BLUE-WINGED WARBLER
HABITS
Bagg and Eliot (1937) write: “According to Wilson, this species was discovered by William Bartram, who gave it the descriptive name Parus aureus alis caeruleis (Blue-winged Golden Tit), and sent a specimen to ‘Mr. Edwards’ by whom it was drawn and etched. Edwards suspected its identity with the Pine Creeper of Catesby: hence its present inappropriate name, pinus.” As there are other warblers whose wings are more distinctly blue, those of this warbler being only bluish gray, the old familiar name, blue-winged yellow warbler, which stood for many years, seems more appropriate and more truly descriptive.
The blue-winged warbler is a bird of the so-called Carolinian Life Zone, with a rather restricted breeding range in the Central States and not quite reaching our northern borders. Its center of abundance in the breeding season seems to be in southern Ohio, Indiana, Illinois, northern Kentucky, northern Missouri, and southern Iowa. Its range extends northeastward to New Jersey, southeastern New York, and southern Connecticut. It is fairly common in the latter State, and I know of one small colony in eastern Rhode Island within a mile or two of the Massachusetts line. North of these points in New England it occurs only as a straggler or casual breeder. In southern New England I have found it in rather open situations, in neglected pastures where there is low shrubbery, brier patches, and bushy thickets around the edges; or in similar growth along the borders of woods, usually on dry uplands; and sometimes in the rank growth of tall grasses and weeds near the borders of swamps or streams.

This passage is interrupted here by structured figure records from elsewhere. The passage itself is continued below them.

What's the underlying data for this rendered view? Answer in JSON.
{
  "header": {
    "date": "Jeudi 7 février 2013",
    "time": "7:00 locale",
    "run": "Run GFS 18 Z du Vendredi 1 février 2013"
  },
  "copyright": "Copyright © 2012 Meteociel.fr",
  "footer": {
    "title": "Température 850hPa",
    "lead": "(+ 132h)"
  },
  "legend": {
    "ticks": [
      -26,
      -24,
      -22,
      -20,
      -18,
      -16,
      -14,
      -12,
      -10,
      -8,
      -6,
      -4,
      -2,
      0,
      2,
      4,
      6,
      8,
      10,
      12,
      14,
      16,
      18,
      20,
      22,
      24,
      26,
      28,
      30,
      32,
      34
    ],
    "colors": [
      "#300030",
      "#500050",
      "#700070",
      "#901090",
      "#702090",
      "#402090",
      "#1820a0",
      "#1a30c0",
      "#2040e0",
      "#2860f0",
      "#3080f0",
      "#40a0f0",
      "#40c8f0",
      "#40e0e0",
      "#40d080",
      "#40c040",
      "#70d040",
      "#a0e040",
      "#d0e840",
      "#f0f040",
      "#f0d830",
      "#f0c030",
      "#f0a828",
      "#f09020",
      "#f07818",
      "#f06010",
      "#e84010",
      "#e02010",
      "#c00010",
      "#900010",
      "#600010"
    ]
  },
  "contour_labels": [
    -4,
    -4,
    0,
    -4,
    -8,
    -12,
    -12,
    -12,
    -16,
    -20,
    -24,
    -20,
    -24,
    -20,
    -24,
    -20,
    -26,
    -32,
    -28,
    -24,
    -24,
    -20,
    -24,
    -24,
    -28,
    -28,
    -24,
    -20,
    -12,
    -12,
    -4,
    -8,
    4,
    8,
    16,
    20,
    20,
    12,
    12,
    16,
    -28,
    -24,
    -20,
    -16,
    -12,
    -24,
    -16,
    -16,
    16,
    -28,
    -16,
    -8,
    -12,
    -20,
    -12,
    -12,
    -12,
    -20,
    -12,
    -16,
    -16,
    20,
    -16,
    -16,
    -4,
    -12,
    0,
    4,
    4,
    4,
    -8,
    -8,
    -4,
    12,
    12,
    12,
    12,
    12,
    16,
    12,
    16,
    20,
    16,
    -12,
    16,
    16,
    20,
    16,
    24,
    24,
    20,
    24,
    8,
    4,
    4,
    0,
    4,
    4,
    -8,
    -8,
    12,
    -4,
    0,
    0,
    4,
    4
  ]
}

Frank L. Burns wrote to Dr. Chapman (1907) of its haunts in Pennsylvania: “This species is here an inhabitant of the rather open swampy thickets, upland clearings, neglected pastures and fence rows, where the grass and weeds have not been choked out by a too thick growth of briers, bushes, saplings and vines.” Dr. Lawrence H. Wilkinshaw tells me that, in southern Michigan, “this species loves deep swampy woods, where the golden-winged warbler and cerulean warbler are found.” This is quite different from the haunts in which we find it in the east, though Dr. Chapman (1907) says: “It is not, as a rule, a deep woods warbler, though I have found it nesting in heavy forest, but prefers rather, bordering second growths, with weedy openings, from which it may follow lines or patches of trees to haunts some distance from the woods.”

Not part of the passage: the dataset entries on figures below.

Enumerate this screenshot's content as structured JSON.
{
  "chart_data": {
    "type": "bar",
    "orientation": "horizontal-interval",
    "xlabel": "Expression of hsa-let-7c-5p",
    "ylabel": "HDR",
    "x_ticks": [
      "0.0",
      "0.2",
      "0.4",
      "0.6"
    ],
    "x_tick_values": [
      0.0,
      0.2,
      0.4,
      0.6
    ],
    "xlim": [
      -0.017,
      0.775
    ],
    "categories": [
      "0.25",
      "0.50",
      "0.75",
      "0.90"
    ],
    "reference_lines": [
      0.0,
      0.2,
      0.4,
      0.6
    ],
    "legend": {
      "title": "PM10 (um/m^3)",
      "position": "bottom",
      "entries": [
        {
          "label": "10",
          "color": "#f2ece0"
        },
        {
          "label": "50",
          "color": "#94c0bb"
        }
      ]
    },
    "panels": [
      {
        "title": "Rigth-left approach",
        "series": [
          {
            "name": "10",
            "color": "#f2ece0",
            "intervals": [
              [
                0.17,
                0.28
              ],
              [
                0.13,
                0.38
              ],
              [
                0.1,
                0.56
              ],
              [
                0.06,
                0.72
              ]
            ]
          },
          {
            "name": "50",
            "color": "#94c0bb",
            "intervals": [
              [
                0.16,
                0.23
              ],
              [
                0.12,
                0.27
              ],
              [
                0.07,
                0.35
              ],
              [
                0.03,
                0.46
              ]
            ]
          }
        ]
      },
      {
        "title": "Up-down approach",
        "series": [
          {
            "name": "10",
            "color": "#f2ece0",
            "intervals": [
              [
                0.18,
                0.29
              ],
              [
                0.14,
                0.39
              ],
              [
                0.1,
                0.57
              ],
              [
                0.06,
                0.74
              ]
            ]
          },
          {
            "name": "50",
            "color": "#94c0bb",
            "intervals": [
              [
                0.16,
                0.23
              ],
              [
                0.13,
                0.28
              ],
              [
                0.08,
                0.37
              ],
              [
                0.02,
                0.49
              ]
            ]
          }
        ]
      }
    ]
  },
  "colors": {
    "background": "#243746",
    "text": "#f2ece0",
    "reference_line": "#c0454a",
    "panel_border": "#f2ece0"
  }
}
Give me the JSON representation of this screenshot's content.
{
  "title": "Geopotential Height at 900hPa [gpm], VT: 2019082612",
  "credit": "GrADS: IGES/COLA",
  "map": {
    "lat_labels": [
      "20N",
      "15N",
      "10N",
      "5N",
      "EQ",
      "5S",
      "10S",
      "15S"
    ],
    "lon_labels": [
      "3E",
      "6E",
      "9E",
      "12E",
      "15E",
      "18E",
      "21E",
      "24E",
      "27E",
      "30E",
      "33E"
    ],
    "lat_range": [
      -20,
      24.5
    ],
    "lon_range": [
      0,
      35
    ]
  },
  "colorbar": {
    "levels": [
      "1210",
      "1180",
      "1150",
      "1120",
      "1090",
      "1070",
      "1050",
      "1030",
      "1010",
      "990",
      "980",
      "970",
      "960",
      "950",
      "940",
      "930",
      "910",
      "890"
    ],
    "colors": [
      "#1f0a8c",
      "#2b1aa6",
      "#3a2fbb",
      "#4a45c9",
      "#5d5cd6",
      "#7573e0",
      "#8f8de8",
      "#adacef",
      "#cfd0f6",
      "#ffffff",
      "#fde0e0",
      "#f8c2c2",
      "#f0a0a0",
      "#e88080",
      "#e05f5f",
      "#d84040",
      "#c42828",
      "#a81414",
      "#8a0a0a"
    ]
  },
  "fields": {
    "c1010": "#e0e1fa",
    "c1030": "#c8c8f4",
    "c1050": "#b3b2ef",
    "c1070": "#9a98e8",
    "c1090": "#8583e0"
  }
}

Spring.—From its winter home in Central America the blue-winged warbler seems to migrate from Yucatán straight across the Gulf of Mexico to the Gulf States and along the eastern coast of Texas to Louisiana. It is apparently very rare anywhere in Florida or the Keys, and along the Atlantic coast, where it is comparatively rare, it is found at low elevations. It migrates northward mainly west of the Alleghenies, seeming to avoid the mountains; the main body of the species seems to travel through the Mississippi Valley to the centers of abundance in the central States. Perhaps the birds that settle in southern New York and New England travel up the Ohio River, drifting through Pennsylvania and New Jersey to their destination. According to Milton B. Trautman (1940) this warbler seems to be a rare or uncommon spring migrant in central Ohio, and “in some migrations only 2 individuals were noted” at Buckeye Lake; this adds support to the theory that the birds follow the river along the southern border of the State.

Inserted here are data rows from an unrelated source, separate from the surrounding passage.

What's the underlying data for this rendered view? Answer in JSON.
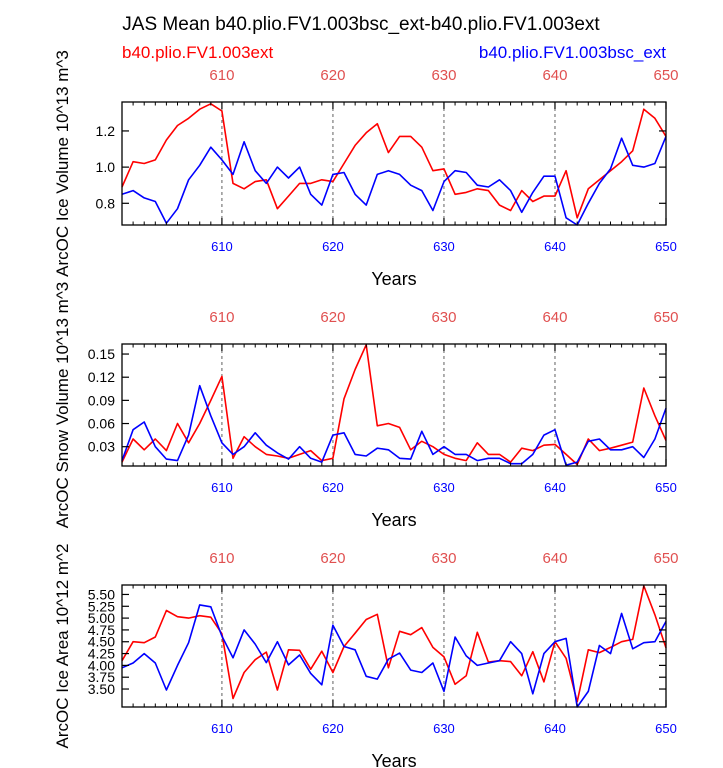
{
  "title": "JAS Mean b40.plio.FV1.003bsc_ext-b40.plio.FV1.003ext",
  "legend": {
    "left": "b40.plio.FV1.003ext",
    "right": "b40.plio.FV1.003bsc_ext",
    "left_color": "#ff0000",
    "right_color": "#0000ff"
  },
  "colors": {
    "series_a": "#ff0000",
    "series_b": "#0000ff",
    "top_ticks": "#e05050",
    "axis": "#000000",
    "gridline": "#606060"
  },
  "chart_data": [
    {
      "type": "line",
      "ylabel": "ArcOC Ice Volume 10^13 m^3",
      "xlabel": "Years",
      "xlim": [
        601,
        650
      ],
      "ylim": [
        0.68,
        1.36
      ],
      "yticks": [
        0.8,
        1.0,
        1.2
      ],
      "ytick_labels": [
        "0.8",
        "1.0",
        "1.2"
      ],
      "xticks": [
        610,
        620,
        630,
        640,
        650
      ],
      "xtick_labels": [
        "610",
        "620",
        "630",
        "640",
        "650"
      ],
      "vlines": [
        610,
        620,
        630,
        640
      ],
      "x": [
        601,
        602,
        603,
        604,
        605,
        606,
        607,
        608,
        609,
        610,
        611,
        612,
        613,
        614,
        615,
        616,
        617,
        618,
        619,
        620,
        621,
        622,
        623,
        624,
        625,
        626,
        627,
        628,
        629,
        630,
        631,
        632,
        633,
        634,
        635,
        636,
        637,
        638,
        639,
        640,
        641,
        642,
        643,
        644,
        645,
        646,
        647,
        648,
        649,
        650
      ],
      "series": [
        {
          "name": "b40.plio.FV1.003ext",
          "color": "#ff0000",
          "values": [
            0.89,
            1.03,
            1.02,
            1.04,
            1.15,
            1.23,
            1.27,
            1.32,
            1.35,
            1.31,
            0.91,
            0.88,
            0.92,
            0.93,
            0.77,
            0.84,
            0.91,
            0.91,
            0.93,
            0.92,
            1.02,
            1.12,
            1.19,
            1.24,
            1.08,
            1.17,
            1.17,
            1.11,
            0.98,
            0.99,
            0.85,
            0.86,
            0.88,
            0.87,
            0.79,
            0.76,
            0.87,
            0.81,
            0.84,
            0.84,
            0.98,
            0.72,
            0.88,
            0.93,
            0.98,
            1.03,
            1.09,
            1.32,
            1.27,
            1.17
          ]
        },
        {
          "name": "b40.plio.FV1.003bsc_ext",
          "color": "#0000ff",
          "values": [
            0.85,
            0.87,
            0.83,
            0.81,
            0.69,
            0.77,
            0.93,
            1.01,
            1.11,
            1.04,
            0.96,
            1.14,
            0.98,
            0.91,
            1.0,
            0.94,
            1.0,
            0.85,
            0.79,
            0.96,
            0.97,
            0.85,
            0.79,
            0.96,
            0.98,
            0.96,
            0.9,
            0.87,
            0.76,
            0.92,
            0.98,
            0.97,
            0.9,
            0.89,
            0.93,
            0.87,
            0.75,
            0.86,
            0.95,
            0.95,
            0.72,
            0.68,
            0.8,
            0.91,
            0.99,
            1.16,
            1.01,
            1.0,
            1.02,
            1.17
          ]
        }
      ]
    },
    {
      "type": "line",
      "ylabel": "ArcOC Snow Volume 10^13 m^3",
      "xlabel": "Years",
      "xlim": [
        601,
        650
      ],
      "ylim": [
        0.005,
        0.163
      ],
      "yticks": [
        0.03,
        0.06,
        0.09,
        0.12,
        0.15
      ],
      "ytick_labels": [
        "0.03",
        "0.06",
        "0.09",
        "0.12",
        "0.15"
      ],
      "xticks": [
        610,
        620,
        630,
        640,
        650
      ],
      "xtick_labels": [
        "610",
        "620",
        "630",
        "640",
        "650"
      ],
      "vlines": [
        610,
        620,
        630,
        640
      ],
      "x": [
        601,
        602,
        603,
        604,
        605,
        606,
        607,
        608,
        609,
        610,
        611,
        612,
        613,
        614,
        615,
        616,
        617,
        618,
        619,
        620,
        621,
        622,
        623,
        624,
        625,
        626,
        627,
        628,
        629,
        630,
        631,
        632,
        633,
        634,
        635,
        636,
        637,
        638,
        639,
        640,
        641,
        642,
        643,
        644,
        645,
        646,
        647,
        648,
        649,
        650
      ],
      "series": [
        {
          "name": "b40.plio.FV1.003ext",
          "color": "#ff0000",
          "values": [
            0.01,
            0.04,
            0.026,
            0.04,
            0.025,
            0.06,
            0.035,
            0.06,
            0.09,
            0.121,
            0.015,
            0.043,
            0.03,
            0.02,
            0.018,
            0.015,
            0.02,
            0.025,
            0.012,
            0.015,
            0.092,
            0.13,
            0.162,
            0.057,
            0.06,
            0.055,
            0.026,
            0.037,
            0.03,
            0.02,
            0.015,
            0.012,
            0.035,
            0.02,
            0.02,
            0.01,
            0.028,
            0.025,
            0.032,
            0.033,
            0.02,
            0.007,
            0.04,
            0.025,
            0.028,
            0.032,
            0.036,
            0.106,
            0.07,
            0.038
          ]
        },
        {
          "name": "b40.plio.FV1.003bsc_ext",
          "color": "#0000ff",
          "values": [
            0.012,
            0.052,
            0.062,
            0.03,
            0.014,
            0.012,
            0.045,
            0.109,
            0.07,
            0.035,
            0.02,
            0.03,
            0.048,
            0.032,
            0.022,
            0.014,
            0.03,
            0.015,
            0.01,
            0.045,
            0.048,
            0.02,
            0.018,
            0.028,
            0.026,
            0.015,
            0.014,
            0.05,
            0.02,
            0.03,
            0.02,
            0.02,
            0.012,
            0.015,
            0.015,
            0.008,
            0.008,
            0.02,
            0.045,
            0.052,
            0.006,
            0.01,
            0.037,
            0.04,
            0.026,
            0.026,
            0.03,
            0.016,
            0.04,
            0.08
          ]
        }
      ]
    },
    {
      "type": "line",
      "ylabel": "ArcOC Ice Area 10^12 m^2",
      "xlabel": "Years",
      "xlim": [
        601,
        650
      ],
      "ylim": [
        3.12,
        5.7
      ],
      "yticks": [
        3.5,
        3.75,
        4.0,
        4.25,
        4.5,
        4.75,
        5.0,
        5.25,
        5.5
      ],
      "ytick_labels": [
        "3.50",
        "3.75",
        "4.00",
        "4.25",
        "4.50",
        "4.75",
        "5.00",
        "5.25",
        "5.50"
      ],
      "xticks": [
        610,
        620,
        630,
        640,
        650
      ],
      "xtick_labels": [
        "610",
        "620",
        "630",
        "640",
        "650"
      ],
      "vlines": [
        610,
        620,
        630,
        640
      ],
      "x": [
        601,
        602,
        603,
        604,
        605,
        606,
        607,
        608,
        609,
        610,
        611,
        612,
        613,
        614,
        615,
        616,
        617,
        618,
        619,
        620,
        621,
        622,
        623,
        624,
        625,
        626,
        627,
        628,
        629,
        630,
        631,
        632,
        633,
        634,
        635,
        636,
        637,
        638,
        639,
        640,
        641,
        642,
        643,
        644,
        645,
        646,
        647,
        648,
        649,
        650
      ],
      "series": [
        {
          "name": "b40.plio.FV1.003ext",
          "color": "#ff0000",
          "values": [
            4.1,
            4.5,
            4.48,
            4.6,
            5.16,
            5.03,
            5.0,
            5.05,
            5.02,
            4.67,
            3.3,
            3.85,
            4.12,
            4.28,
            3.48,
            4.33,
            4.32,
            3.92,
            4.3,
            3.85,
            4.4,
            4.68,
            4.97,
            5.08,
            3.95,
            4.72,
            4.65,
            4.8,
            4.38,
            4.18,
            3.6,
            3.78,
            4.7,
            4.07,
            4.1,
            4.08,
            3.78,
            4.29,
            3.65,
            4.5,
            4.15,
            3.23,
            4.33,
            4.27,
            4.38,
            4.5,
            4.55,
            5.68,
            5.07,
            4.37
          ]
        },
        {
          "name": "b40.plio.FV1.003bsc_ext",
          "color": "#0000ff",
          "values": [
            3.95,
            4.05,
            4.25,
            4.05,
            3.48,
            4.0,
            4.48,
            5.28,
            5.24,
            4.62,
            4.16,
            4.75,
            4.45,
            4.06,
            4.5,
            4.01,
            4.22,
            3.83,
            3.59,
            4.85,
            4.4,
            4.33,
            3.77,
            3.71,
            4.13,
            4.26,
            3.9,
            3.85,
            4.05,
            3.45,
            4.6,
            4.2,
            4.0,
            4.05,
            4.1,
            4.5,
            4.25,
            3.4,
            4.25,
            4.5,
            4.57,
            3.12,
            3.45,
            4.42,
            4.25,
            5.1,
            4.35,
            4.48,
            4.5,
            4.93
          ]
        }
      ]
    }
  ]
}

Nesting.—Although Wilson (1831) gave a very good description of the nest of the blue-winged yellow warbler, very little was known of its nesting in southern New England prior to about 1880, when nests were found in southern Connecticut, where it is now known to be a fairly common breeder. I found two nests near West Haven, Conn., on June 8, 1910; both were close to the ground but not quite on it; one was in a clump of blackberry vines, weeds, and grasses, in a swampy corner of a scrubby lot; the other was in a bunch of grass and rank weeds on some sprout land among some mixed bushes. Again, on June 1, 1934, I photographed (pl. 12) a nest near Hadlyme, Conn., on the edge of an open, neglected field and close to the border of some young woods. It was built among and attached to the upright stems of a clump of tall goldenrod. These were all typical of the nests described below.